The Drop Inn Center had a women's and a men's recovery program then. Full Circle, the women's program, closed in 2005 and women who want a recovery program now are sent to First Step, a residential females-only program in Walnut Hills, said Clifford.

Warner decided to give the Full Circle program a try. "The first 90 days was a real struggle. It was like my back was forced against the wall. I wasn't used to people telling me what to do," she said.

The program was highly regimented with therapy, counseling and education. "After 90 days went by, I was starting to like it. My counselors were real hard ball, but they had soft hearts. They went through some of the same stuff. They understood," Warner said. "They told me, 'We're going to get this thing, you know?' My mind started coming back. I started to want it, to really want it."

She graduated from the program on May 21, 2003, her mother's birthday, and moved into the Drop Inn Center's Transitional Housing program - 18 one-bedroom apartments around the corner from the shelter.

Applicants must be homeless, drug- and alcohol-free for 60 days, pass random drug tests, and have an income or prospects of an income, either from a job or disability or Social Security benefits. The program is designed for people coming out of recovery programs who need counseling and some support as they move back into the community, said Debra Brundidge, counseling team coordinator for the Men's Recovery Program and the Transitional Housing Program.

Tenants get ongoing counseling, help with budgeting, dealing with relationships, jobs, and stabilizing their lives.

Residents must pay rent of either 30 percent of their income or a maximum of $300 a month. Most stay from six months to two years before moving into apartments in the community.

Warner is one of two "long timers" in the Transitional Housing Program who now help show new tenants the ropes.

"I was having a problem finding an apartment. I have all this drug trafficking and possession on my record," said Warner. "When they gave me this place, it was the first time I ever had my own place. This program gives us back our life. It gives us hope and a future.

"If you really want this thing, it can be done. But you have to want it."

Her Full Circle graduation certificate hangs in her kitchen, like a second birth certificate.

"Growing up as a teenager, I always had a job. I was real athletic. I danced. I went to Hughes High School and got trophies for swimming. I got started out free-basing when I was 17," she said.

"The first hit - wow. It took me on a real trip that I don't ever want to go back down

"It destroyed my life. It puts you at rock bottom. I don't care if you're rich or what, it will take everything you've got."

At one point, she spent months in a mental institution. She's on disability now and must take medication for continuing problems that the drugs caused, she said.

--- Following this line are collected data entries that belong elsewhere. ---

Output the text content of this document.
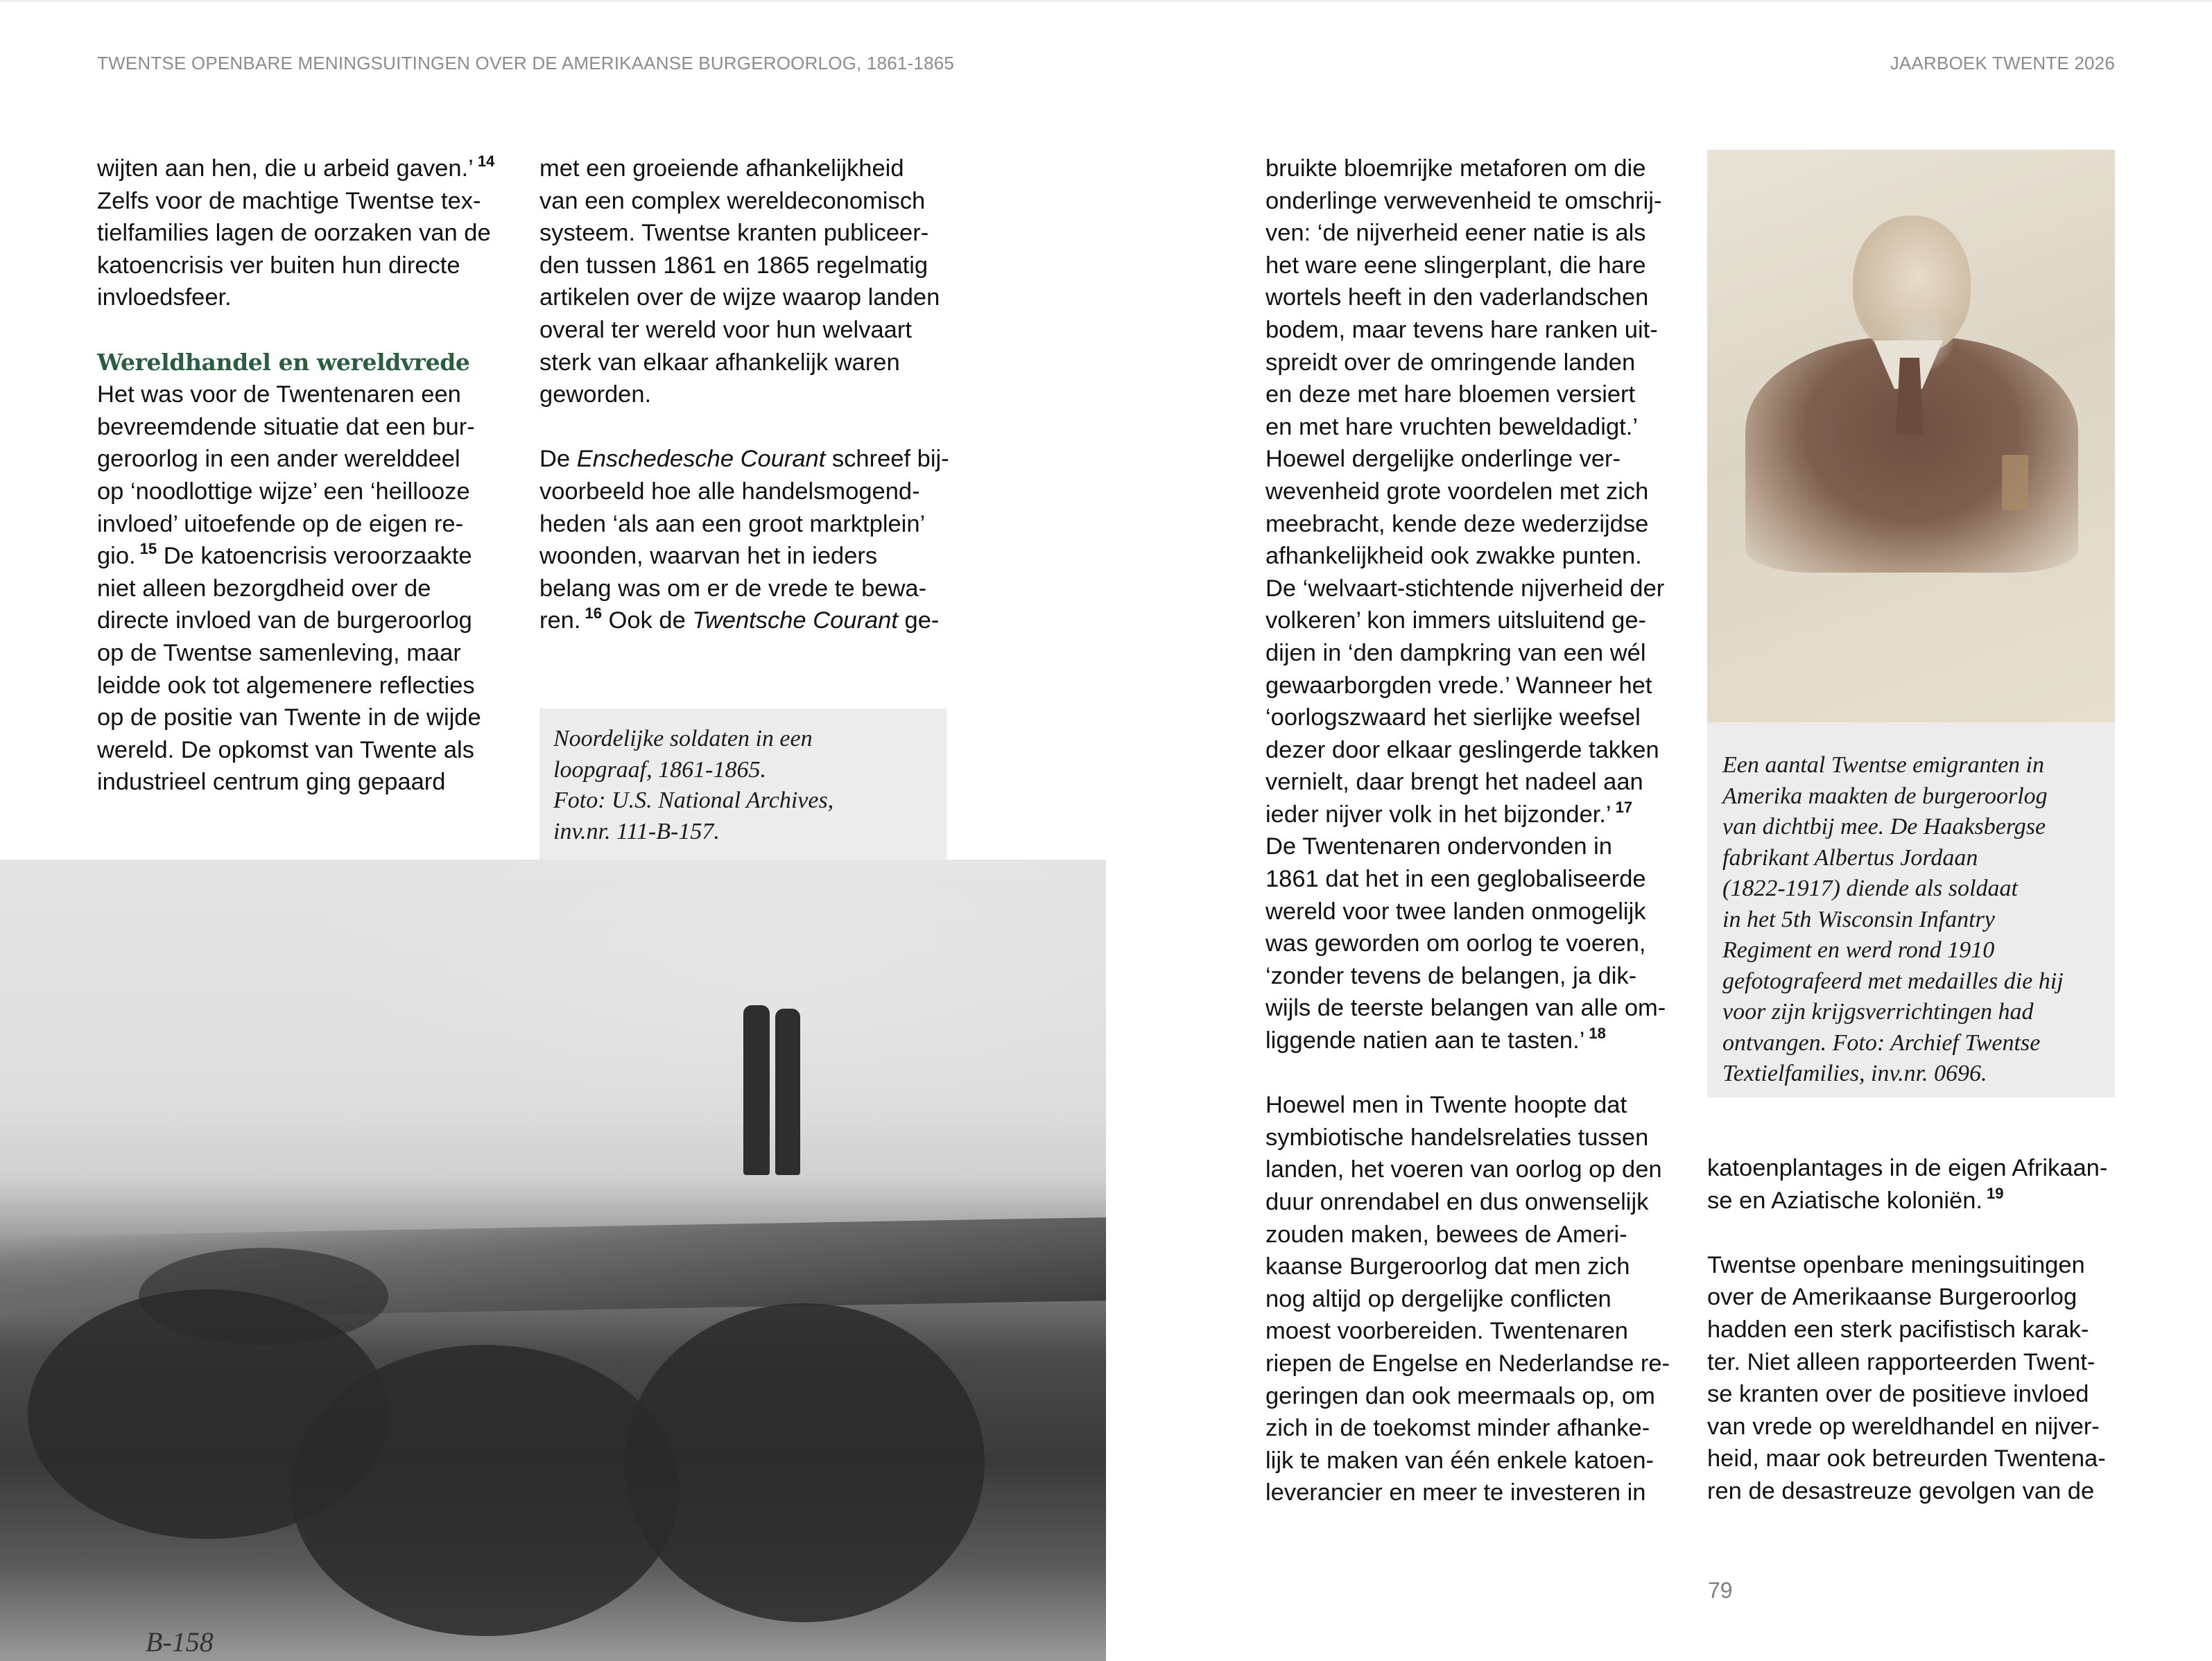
TWENTSE OPENBARE MENINGSUITINGEN OVER DE AMERIKAANSE BURGEROORLOG, 1861-1865	JAARBOEK TWENTE 2026
wijten aan hen, die u arbeid gaven.’ $^{14}$
Zelfs voor de machtige Twentse tex-
tielfamilies lagen de oorzaken van de
katoencrisis ver buiten hun directe
invloedsfeer.
Wereldhandel en wereldvrede
Het was voor de Twentenaren een
bevreemdende situatie dat een bur-
geroorlog in een ander werelddeel
op ‘noodlottige wijze’ een ‘heillooze
invloed’ uitoefende op de eigen re-
gio. $^{15}$ De katoencrisis veroorzaakte
niet alleen bezorgdheid over de
directe invloed van de burgeroorlog
op de Twentse samenleving, maar
leidde ook tot algemenere reflecties
op de positie van Twente in de wijde
wereld. De opkomst van Twente als
industrieel centrum ging gepaard
met een groeiende afhankelijkheid
van een complex wereldeconomisch
systeem. Twentse kranten publiceer-
den tussen 1861 en 1865 regelmatig
artikelen over de wijze waarop landen
overal ter wereld voor hun welvaart
sterk van elkaar afhankelijk waren
geworden.
De Enschedesche Courant schreef bij-
voorbeeld hoe alle handelsmogend-
heden ‘als aan een groot marktplein’
woonden, waarvan het in ieders
belang was om er de vrede te bewa-
ren. $^{16}$ Ook de Twentsche Courant ge-
Noordelijke soldaten in een
loopgraaf, 1861-1865.
Foto: U.S. National Archives,
inv.nr. 111-B-157.
B-158
bruikte bloemrijke metaforen om die
onderlinge verwevenheid te omschrij-
ven: ‘de nijverheid eener natie is als
het ware eene slingerplant, die hare
wortels heeft in den vaderlandschen
bodem, maar tevens hare ranken uit-
spreidt over de omringende landen
en deze met hare bloemen versiert
en met hare vruchten beweldadigt.’
Hoewel dergelijke onderlinge ver-
wevenheid grote voordelen met zich
meebracht, kende deze wederzijdse
afhankelijkheid ook zwakke punten.
De ‘welvaart-stichtende nijverheid der
volkeren’ kon immers uitsluitend ge-
dijen in ‘den dampkring van een wél
gewaarborgden vrede.’ Wanneer het
‘oorlogszwaard het sierlijke weefsel
dezer door elkaar geslingerde takken
vernielt, daar brengt het nadeel aan
ieder nijver volk in het bijzonder.’ $^{17}$
De Twentenaren ondervonden in
1861 dat het in een geglobaliseerde
wereld voor twee landen onmogelijk
was geworden om oorlog te voeren,
‘zonder tevens de belangen, ja dik-
wijls de teerste belangen van alle om-
liggende natien aan te tasten.’ $^{18}$
Hoewel men in Twente hoopte dat
symbiotische handelsrelaties tussen
landen, het voeren van oorlog op den
duur onrendabel en dus onwenselijk
zouden maken, bewees de Ameri-
kaanse Burgeroorlog dat men zich
nog altijd op dergelijke conflicten
moest voorbereiden. Twentenaren
riepen de Engelse en Nederlandse re-
geringen dan ook meermaals op, om
zich in de toekomst minder afhanke-
lijk te maken van één enkele katoen-
leverancier en meer te investeren in
Een aantal Twentse emigranten in
Amerika maakten de burgeroorlog
van dichtbij mee. De Haaksbergse
fabrikant Albertus Jordaan
(1822-1917) diende als soldaat
in het 5th Wisconsin Infantry
Regiment en werd rond 1910
gefotografeerd met medailles die hij
voor zijn krijgsverrichtingen had
ontvangen. Foto: Archief Twentse
Textielfamilies, inv.nr. 0696.
katoenplantages in de eigen Afrikaan-
se en Aziatische koloniën. $^{19}$
Twentse openbare meningsuitingen
over de Amerikaanse Burgeroorlog
hadden een sterk pacifistisch karak-
ter. Niet alleen rapporteerden Twent-
se kranten over de positieve invloed
van vrede op wereldhandel en nijver-
heid, maar ook betreurden Twentena-
ren de desastreuze gevolgen van de
79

But she's reclaimed her life.

God and her church are part of her lifeline, Warner said. She works at the church, cleaning and helping with programs. She helps her mother, making up for years of stealing her money and her time and her energy.

Warner's sister raised her two sons, but Warner recently renewed her relationship with the boys.

"A lot of days I cry about it, about everything I messed up," she said.

"Nobody made me do drugs. I chose to try that monster stuff. I used to leave my kids with my mom and say 'I'm going to the store. I'll be right back.' Right back turned into days and weeks. My mom had a life. She had to go to work. I was gone. The drugs had me. I call it walking around lost," Warner said.

"I can't get that back, but I've been given a second chance, and I'm not going to mess it up.